İstanbul Tıp Fakültesi Enfeksiyon Hastalıkları ve Klinik Mikrobiyoloji Anabilim Dalı Başkanı Prof. Dr. Haluk Eraksoy, “Bu iddialar kanıtlanmış değil ancak her hastalık döneminde ortaya atılıyor. Corona virüs hayvan kökenli. Hayvan kökenli bir virüsün insana bulaşmasını, ardından hastalık oluşturmasını sağlayacaksınız, bu da yetmeyecek insandan insana geçmesini ayarlayacaksınız. Laboratuvarda bunu yapacak bir teknoloji ve gelişmişliğe sahip ülke ve ıspatı varsa ortaya konulsun. Virüsler için her şeyi düşünebilirsiniz ancak pratikte henüz böyle bir çalışmayı hayata geçirecek teknoloji ve bilimsel yeterliliğe sahip ülke olmadığını biliyoruz. Hastalığın ölüm oranı yüzde 2 seviyesinde. Yani virüs bulaşan 100 kişiden sadece 2’si yaşamını kaybediyor. Ölüm oranı ve hızı, SARS, MERS ve kuş gribinden daha az. Ancak asıl sorun sosyal medya üzerinden yaratılan algı. Sanki tüm Çin halkı virüslü, Corona virüs bulaşan herkes ölecek şeklinde bir korku ortamı yaratıldı. Çin ise gayet soğukkanlı. Hastalığın tanısı konuldu ve önlem aldılar” dedi.
“TWİT ATMAYA BENZEMİYOR”
Hacettepe Çocuk Hastanesi Enfeksiyon Bilim Dalı Başkanı Prof. Dr. Mehmet Ceyhan, “Yüzde 2 ölüm oranında seyreden bir virüs ile dünya nüfusunu ne kadar azaltabilirsiniz. Laboratuvarda canlı virüs üretme teknolojisine sahip biri, tüm genetik hastalıkları tedavi edecek güce erişir. Böyle bir durumda o kişi tanrılaşıp, dünyanın en zengin insanı haline gelir. Laboratuvarda canlı bir virüs üretecek, bu virüsün genlerini değiştirecek ve hayvandan insana bulaşmasını sağlayacaksınız. Bunu yapmak klavye başında twit atmak kadar kolay sanılıyor. Bir de son zamanlarda Suriyeli mülteciler nedeniyle hastalıklarda artış olduğu yönünde görüşler var.
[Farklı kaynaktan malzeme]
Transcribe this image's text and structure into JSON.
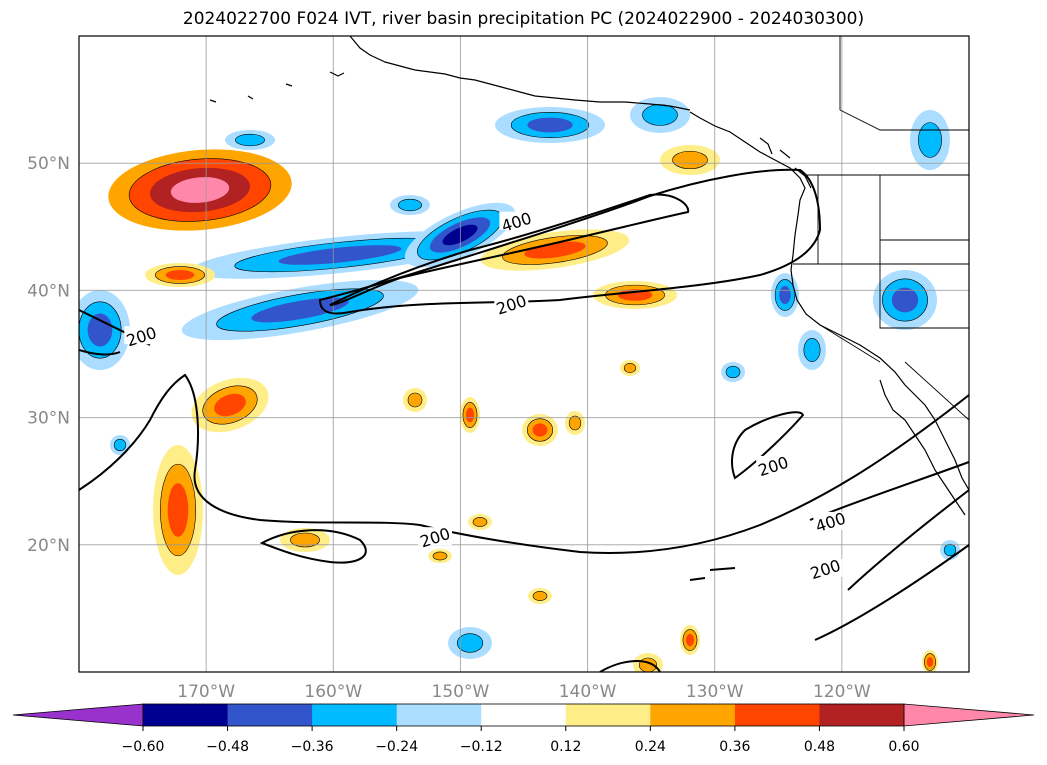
{
  "title": "2024022700 F024 IVT, river basin precipitation PC (2024022900 - 2024030300)",
  "map": {
    "lon_range": [
      -180,
      -110
    ],
    "lat_range": [
      10,
      60
    ],
    "lat_ticks": [
      {
        "value": 50,
        "label": "50°N"
      },
      {
        "value": 40,
        "label": "40°N"
      },
      {
        "value": 30,
        "label": "30°N"
      },
      {
        "value": 20,
        "label": "20°N"
      }
    ],
    "lon_ticks": [
      {
        "value": -170,
        "label": "170°W"
      },
      {
        "value": -160,
        "label": "160°W"
      },
      {
        "value": -150,
        "label": "150°W"
      },
      {
        "value": -140,
        "label": "140°W"
      },
      {
        "value": -130,
        "label": "130°W"
      },
      {
        "value": -120,
        "label": "120°W"
      }
    ],
    "grid": true
  },
  "ivt_contours": {
    "levels": [
      200,
      400
    ],
    "labels": [
      {
        "text": "400",
        "lon": -145.6,
        "lat": 45.4
      },
      {
        "text": "200",
        "lon": -146.0,
        "lat": 38.9
      },
      {
        "text": "200",
        "lon": -175.1,
        "lat": 36.4
      },
      {
        "text": "200",
        "lon": -152.0,
        "lat": 20.6
      },
      {
        "text": "200",
        "lon": -125.4,
        "lat": 26.2
      },
      {
        "text": "400",
        "lon": -120.9,
        "lat": 21.8
      },
      {
        "text": "200",
        "lon": -121.3,
        "lat": 18.1
      }
    ]
  },
  "colorbar": {
    "ticks": [
      "−0.60",
      "−0.48",
      "−0.36",
      "−0.24",
      "−0.12",
      "0.12",
      "0.24",
      "0.36",
      "0.48",
      "0.60"
    ],
    "under_color": "#9932CC",
    "over_color": "#FF88AA",
    "colors": [
      "#000090",
      "#3355CC",
      "#00BBFF",
      "#AADDFF",
      "#FFFFFF",
      "#FFEE88",
      "#FFA500",
      "#FF4500",
      "#B22222",
      "#FF88AA"
    ]
  }
}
Suriyeliler’in büyük kısmı kontrol altında. Suriyeli çocuklar, Türk çocuklarındaki aşı şemasından faydalanıyor. Asıl sorun İran ve Irak sınırından kaçak yollarla Türkiye’ye giren Afgan, Pakistanli ve Iraklı mülteciler ile kaçak Afrikalılardan kaynaklanıyor. Bu gruptakilerin kaydı yok ve sağlık durumları bilinmiyor. Kaçak göçmenler de bulaşıcı hastalıkların artışına yol açabiliyor. Yüzbinlerce Afgan, Pakistanlı, Iraklı ve Afrikali mülteciye düzenli bir program uygulanamıyor. Bu kaçaklar florayı bozmasalar da hastalıkları taşıyorlar. Bu gruptaki mülteciler için önlemler alınmalı ve gidişat durdurulmalı” değerlendirmesinde bulundu.
“HEPSİ ŞEHİR EFSANESİ”
Avrupa Enfeksiyon Hastalıkları Derneği Üyesi Prof. Dr. Önder Ergonal, “Laboratuvarda üretildiği iddia edilen virüs ile herhangi bir doğal ortamda ortaya çıkan virus arasinda fark var mıdır? şeklindeki yorumları duyuyoruz. Böyle bir fark söz konusu olamaz. Corona virüsün laboratuvarda üretilmesi gibi bir durum söz konusu değil. Bu tür komplolar nedense bizim ülkemizde konuşuluyor. Her virus salgın döneminde şehir efsaneleri ortaya atılıyor. Yeni Corono virüsün biyolojik silah olduğuna dair dedikodu üretenler belge ve bilgilerini ortaya koysunlar” dedi.